Commitments are due at noon ET on Oct. 25, sources added.

BofA Securities Inc., Goldman Sachs Bank USA, TD Securities (USA) LLC, Truist Securities and Stifel are leading the deal that will be used to help fund the acquisition of a majority stake in the company by Platinum Equity from Littlejohn & Co. LLC, to repay existing debt in full, and to pay fees, commissions and expenses in connection with the transactions. Littlejohn will remain a significant minority shareholder in the company.

Closing is expected this year.

Cook & Boardman is a Winston-Salem, N.C.-based distributor of commercial door and security integration solutions.

Action on deck

Action Holding set a lender call for 10 a.m.
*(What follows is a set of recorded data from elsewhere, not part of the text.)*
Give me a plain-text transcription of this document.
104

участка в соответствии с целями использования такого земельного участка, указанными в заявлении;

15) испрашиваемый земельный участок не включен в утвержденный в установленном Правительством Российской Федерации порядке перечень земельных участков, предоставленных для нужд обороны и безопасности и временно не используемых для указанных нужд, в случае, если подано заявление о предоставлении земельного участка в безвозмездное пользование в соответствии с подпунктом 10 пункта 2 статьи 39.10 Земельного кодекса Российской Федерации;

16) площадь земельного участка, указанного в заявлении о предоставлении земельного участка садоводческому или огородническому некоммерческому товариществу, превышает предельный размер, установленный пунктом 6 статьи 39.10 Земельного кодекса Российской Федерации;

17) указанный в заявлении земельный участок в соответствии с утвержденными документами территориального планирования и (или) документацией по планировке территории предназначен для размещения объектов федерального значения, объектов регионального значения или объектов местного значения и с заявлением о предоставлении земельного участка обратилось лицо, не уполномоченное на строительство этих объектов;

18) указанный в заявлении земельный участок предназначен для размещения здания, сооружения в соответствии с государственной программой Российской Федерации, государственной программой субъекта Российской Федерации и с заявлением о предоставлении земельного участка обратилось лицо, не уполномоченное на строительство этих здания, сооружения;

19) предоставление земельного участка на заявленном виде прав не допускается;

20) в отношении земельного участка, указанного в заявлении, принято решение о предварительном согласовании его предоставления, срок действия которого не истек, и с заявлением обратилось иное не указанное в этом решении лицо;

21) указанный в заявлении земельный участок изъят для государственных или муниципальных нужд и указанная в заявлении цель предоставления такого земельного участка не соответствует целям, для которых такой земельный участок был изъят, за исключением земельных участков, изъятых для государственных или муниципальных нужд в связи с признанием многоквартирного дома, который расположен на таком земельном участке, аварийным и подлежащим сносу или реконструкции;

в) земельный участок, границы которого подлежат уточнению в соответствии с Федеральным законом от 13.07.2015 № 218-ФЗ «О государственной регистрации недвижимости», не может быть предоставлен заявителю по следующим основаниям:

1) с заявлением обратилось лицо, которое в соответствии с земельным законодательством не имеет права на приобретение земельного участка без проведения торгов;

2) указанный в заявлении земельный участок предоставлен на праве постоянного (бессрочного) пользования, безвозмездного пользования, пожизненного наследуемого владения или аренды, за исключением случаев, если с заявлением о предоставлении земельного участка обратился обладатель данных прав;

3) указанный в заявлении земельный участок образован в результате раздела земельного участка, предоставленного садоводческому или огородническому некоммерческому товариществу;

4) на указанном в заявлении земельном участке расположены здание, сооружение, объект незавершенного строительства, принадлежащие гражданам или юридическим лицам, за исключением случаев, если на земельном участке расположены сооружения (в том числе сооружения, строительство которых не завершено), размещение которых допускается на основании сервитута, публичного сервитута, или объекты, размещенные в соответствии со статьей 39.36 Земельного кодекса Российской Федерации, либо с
ET on Thursday to launch a $1 billion seven-year term loan B-4, according to market sources.

The term loan has 101 soft call protection for six months, sources said.

Bank of America, Barclays and Deutsche Bank are the left lead global coordinators and lead arrangers, with Bank of America the primary left lead. BNP Paribas, Citigroup, Rabobank and Goldman Sachs are global coordinators and lead arrangers. ABN AMRO, Credit Agricole, Natixis, RBC and SMBC are lead arrangers. Rabobank is the administrative agent.

The term loan will be used with some surplus-cash on the balance sheet to fund a financing-related distribution and/or share buyback, to pay transaction fees and expenses, and to put cash on the balance sheet of the group and/or for general corporate purposes.

Action is a non-food discount retailer in Europe.

Fund flows

In other news, actively managed loan fund flows on Tuesday were positive $30 million and loan ETFs were positive $75 million, sources said.

Actively managed high-yield fund flows on Tuesday were negative $108 million and high-yield ETFs were positive $386 million, sources added.

Loan indices rise

In other news, IHS Markit’s iBoxx loan indices were stronger on Tuesday, with the Leveraged Loan indexes (MiLLi) closing out the day up 0.17% and the Liquid Leveraged Loan indices (LLLi) closing out the day up 0.18%.

Month to date, the MiLLi is down 0.12% and year to date it is up 9.7%, and the LLLi is down 0.21% month to date and up 8.64% year to date.

Average secondary market bids in the U.S. on Tuesday were 92.93, up 0.01% from the previous day and up 1.15% year to date.

According to the IHS Markit data, some of the top advancers on Tuesday were SSH Group/Spring Education’s July 2018 second-lien covenant-lite term loan at par, up from 95.63, EyeCare Partners’ February 2020 covenant-lite term loan B at 68.75, up from 67.57, and Air Methods’ April 2017 covenant-lite term loan B at 29.44, up from 29.

Some top decliners on Tuesday were AMR/AAdvantage’s March 2021 term loan at 98.88, down from 102.18, New Trojan/Careismatic’s January 2021 covenant-lite term loan at 52.13, down from 52.75, and Optiv’s April 2023 covenant-lite term loan at 95.58, down from 96.65.